Nel vertice Onu sul clima è stata persa un'occasione storica. L'accordo raggiunto non risponde alla crisi climatica che aveva spinto 115 capi di Stato e di Governo a venire a
Copenaghen sotto la pressione di una grande mobilitazione di cittadini di tutto il mondo. Non si è arrivati a impegni vincolanti in materia di riduzione delle emissioni di gas serra,
di controllo e verifica di tali riduzioni e a scadenze precise per la sottoscrizione di un trattato internazionale. Purtroppo i leader politici non sono stati
all'altezza della sfida, nonostante due anni di trattative, lanciate a Bali a dicembre 2007, e benché negli ultimi giorni fossero
stati fatti passi avanti in materia di sostegno finanziario agli interventi di mitigazione e adattamento nei Paesi poveri, sia nel breve che nel medio periodo.
La crisi climatica sta accelerando, come è emerso dagli ultimi dati presentati nella Conferenza dal Panel scientifico delle Nazioni Unite (IPCC).
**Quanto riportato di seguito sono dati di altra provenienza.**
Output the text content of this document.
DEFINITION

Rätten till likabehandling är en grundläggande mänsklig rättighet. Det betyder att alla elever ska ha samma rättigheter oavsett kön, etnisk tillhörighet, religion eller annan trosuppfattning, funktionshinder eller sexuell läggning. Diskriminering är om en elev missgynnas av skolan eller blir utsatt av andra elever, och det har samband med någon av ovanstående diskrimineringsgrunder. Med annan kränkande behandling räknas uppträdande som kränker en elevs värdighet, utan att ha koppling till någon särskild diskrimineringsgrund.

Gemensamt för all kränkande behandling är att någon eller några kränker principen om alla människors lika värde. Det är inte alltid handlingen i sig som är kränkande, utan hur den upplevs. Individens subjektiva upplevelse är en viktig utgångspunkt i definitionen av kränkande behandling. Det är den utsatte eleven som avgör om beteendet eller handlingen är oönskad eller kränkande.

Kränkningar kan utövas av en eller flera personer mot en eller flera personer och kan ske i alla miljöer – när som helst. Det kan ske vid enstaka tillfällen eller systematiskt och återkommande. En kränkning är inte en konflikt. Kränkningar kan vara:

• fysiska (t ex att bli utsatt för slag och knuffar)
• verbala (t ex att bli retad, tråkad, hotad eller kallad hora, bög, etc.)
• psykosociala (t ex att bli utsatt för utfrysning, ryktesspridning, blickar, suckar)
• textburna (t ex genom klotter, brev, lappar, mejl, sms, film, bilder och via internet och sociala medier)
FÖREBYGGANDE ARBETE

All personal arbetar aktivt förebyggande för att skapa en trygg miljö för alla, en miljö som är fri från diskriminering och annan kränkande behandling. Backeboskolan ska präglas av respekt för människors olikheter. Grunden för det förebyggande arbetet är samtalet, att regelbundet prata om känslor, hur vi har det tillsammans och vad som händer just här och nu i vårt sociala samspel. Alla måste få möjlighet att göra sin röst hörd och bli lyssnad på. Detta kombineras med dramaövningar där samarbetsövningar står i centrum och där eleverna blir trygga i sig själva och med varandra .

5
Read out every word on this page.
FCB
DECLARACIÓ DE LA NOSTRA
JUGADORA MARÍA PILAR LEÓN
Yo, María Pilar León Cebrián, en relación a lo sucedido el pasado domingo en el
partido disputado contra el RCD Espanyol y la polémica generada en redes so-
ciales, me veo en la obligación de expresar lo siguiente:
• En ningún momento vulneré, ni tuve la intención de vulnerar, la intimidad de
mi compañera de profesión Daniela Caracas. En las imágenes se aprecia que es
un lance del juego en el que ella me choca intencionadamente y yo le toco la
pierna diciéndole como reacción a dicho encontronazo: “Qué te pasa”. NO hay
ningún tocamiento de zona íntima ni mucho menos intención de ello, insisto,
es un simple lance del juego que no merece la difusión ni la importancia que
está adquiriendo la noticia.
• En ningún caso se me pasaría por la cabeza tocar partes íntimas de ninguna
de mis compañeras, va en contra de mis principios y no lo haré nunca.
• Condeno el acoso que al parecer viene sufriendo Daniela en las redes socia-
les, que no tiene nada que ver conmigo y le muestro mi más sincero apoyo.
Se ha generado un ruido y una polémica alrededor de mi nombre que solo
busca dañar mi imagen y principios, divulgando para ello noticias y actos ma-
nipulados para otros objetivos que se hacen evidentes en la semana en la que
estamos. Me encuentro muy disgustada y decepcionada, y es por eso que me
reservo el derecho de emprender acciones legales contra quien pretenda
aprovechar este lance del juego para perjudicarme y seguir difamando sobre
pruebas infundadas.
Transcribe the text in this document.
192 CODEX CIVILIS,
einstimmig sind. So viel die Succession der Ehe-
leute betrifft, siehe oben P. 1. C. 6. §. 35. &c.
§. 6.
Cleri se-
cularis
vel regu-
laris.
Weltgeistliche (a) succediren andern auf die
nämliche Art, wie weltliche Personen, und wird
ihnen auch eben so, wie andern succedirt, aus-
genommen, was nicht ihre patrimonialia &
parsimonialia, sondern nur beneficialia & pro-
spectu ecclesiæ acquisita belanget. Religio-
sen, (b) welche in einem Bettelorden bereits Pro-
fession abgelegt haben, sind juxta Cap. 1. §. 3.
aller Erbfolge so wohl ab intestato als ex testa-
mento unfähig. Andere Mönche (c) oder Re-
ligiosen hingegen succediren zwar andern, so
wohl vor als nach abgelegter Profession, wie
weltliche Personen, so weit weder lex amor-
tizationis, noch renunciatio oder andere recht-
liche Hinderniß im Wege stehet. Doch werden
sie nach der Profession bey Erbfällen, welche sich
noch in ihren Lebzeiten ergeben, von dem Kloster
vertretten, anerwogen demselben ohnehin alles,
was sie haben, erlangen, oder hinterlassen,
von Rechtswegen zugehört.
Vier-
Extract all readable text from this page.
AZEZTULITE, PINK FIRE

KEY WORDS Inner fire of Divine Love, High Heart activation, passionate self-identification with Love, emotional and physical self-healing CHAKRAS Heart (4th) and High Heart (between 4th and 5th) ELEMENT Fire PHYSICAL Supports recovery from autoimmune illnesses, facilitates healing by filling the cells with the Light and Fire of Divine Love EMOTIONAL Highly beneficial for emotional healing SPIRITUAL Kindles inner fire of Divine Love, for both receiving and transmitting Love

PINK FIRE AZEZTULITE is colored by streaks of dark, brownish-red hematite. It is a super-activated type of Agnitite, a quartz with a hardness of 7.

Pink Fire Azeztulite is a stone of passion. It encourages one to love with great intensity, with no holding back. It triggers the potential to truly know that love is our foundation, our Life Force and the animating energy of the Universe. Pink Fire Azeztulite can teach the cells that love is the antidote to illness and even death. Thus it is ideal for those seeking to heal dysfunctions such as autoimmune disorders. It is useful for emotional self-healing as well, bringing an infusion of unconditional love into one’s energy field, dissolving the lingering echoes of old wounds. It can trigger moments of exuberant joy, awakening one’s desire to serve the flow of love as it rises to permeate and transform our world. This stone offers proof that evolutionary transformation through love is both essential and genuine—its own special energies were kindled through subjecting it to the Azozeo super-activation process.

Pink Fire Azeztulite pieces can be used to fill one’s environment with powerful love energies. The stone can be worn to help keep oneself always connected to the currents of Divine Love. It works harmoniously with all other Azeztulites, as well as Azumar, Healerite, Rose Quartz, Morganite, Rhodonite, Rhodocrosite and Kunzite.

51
Sarebbe catastrofico aprire una
ennesima fase di riflessione e ripensamento, è necessaria una forte reazione che conduca a un accordo vincolante nella conferenza di Bonn, proposta da Merkel e Sarkozy entro giugno
prossimo.
Ma la Conferenza di Copenaghen è stata anche un appuntamento di grande mobilitazione della società civile, con decine di migliaia di persone accreditate, centinaia di organizzazioni
ambientali e sociali da ogni parte del Mondo, a dimostrazione della
preoccupazione dei cittadini del mondo per le conseguenze del riscaldamento del pianeta. Legambiente si impegnerà perché tra i cittadini e tra le imprese cresca la consapevolezza
della sfida e affinché il governo italiano svolga finalmente un ruolo di avanguardia e non di ostacolo nei negoziati, come è apparso evidente in questi giorni a Copenaghen.
Secondo gli scienziati occorre un taglio delle emissioni di CO2 dell’85% entro il 2050 dei gas serra. Ma è nel breve periodo che si gioca la battaglia più importante. Entro il 2020 i
paesi industrializzati, che sono i maggiori responsabili della situazione attuale, devono ridurre i gas serra del -40% almeno rispetto ai livelli del 1990. Allo stesso tempo dovranno
garantire alle economie in via di sviluppo almeno 110 miliardi di euro l’anno per far fronte agli impatti del cambiamento climatico e per la diffusione di tecnologie verdi e
sostenibili.
Un pianeta libero dalla dipendenza delle fonti fossili è possibile e necessario. L’efficienza energetica, la diffusione delle fonti rinnovabili, lo sviluppo di reti sostenibili per il
trasporto sono soluzioni a portata di mano e con gli adeguati investimenti possono portare vantaggi economici oltre che ambientali.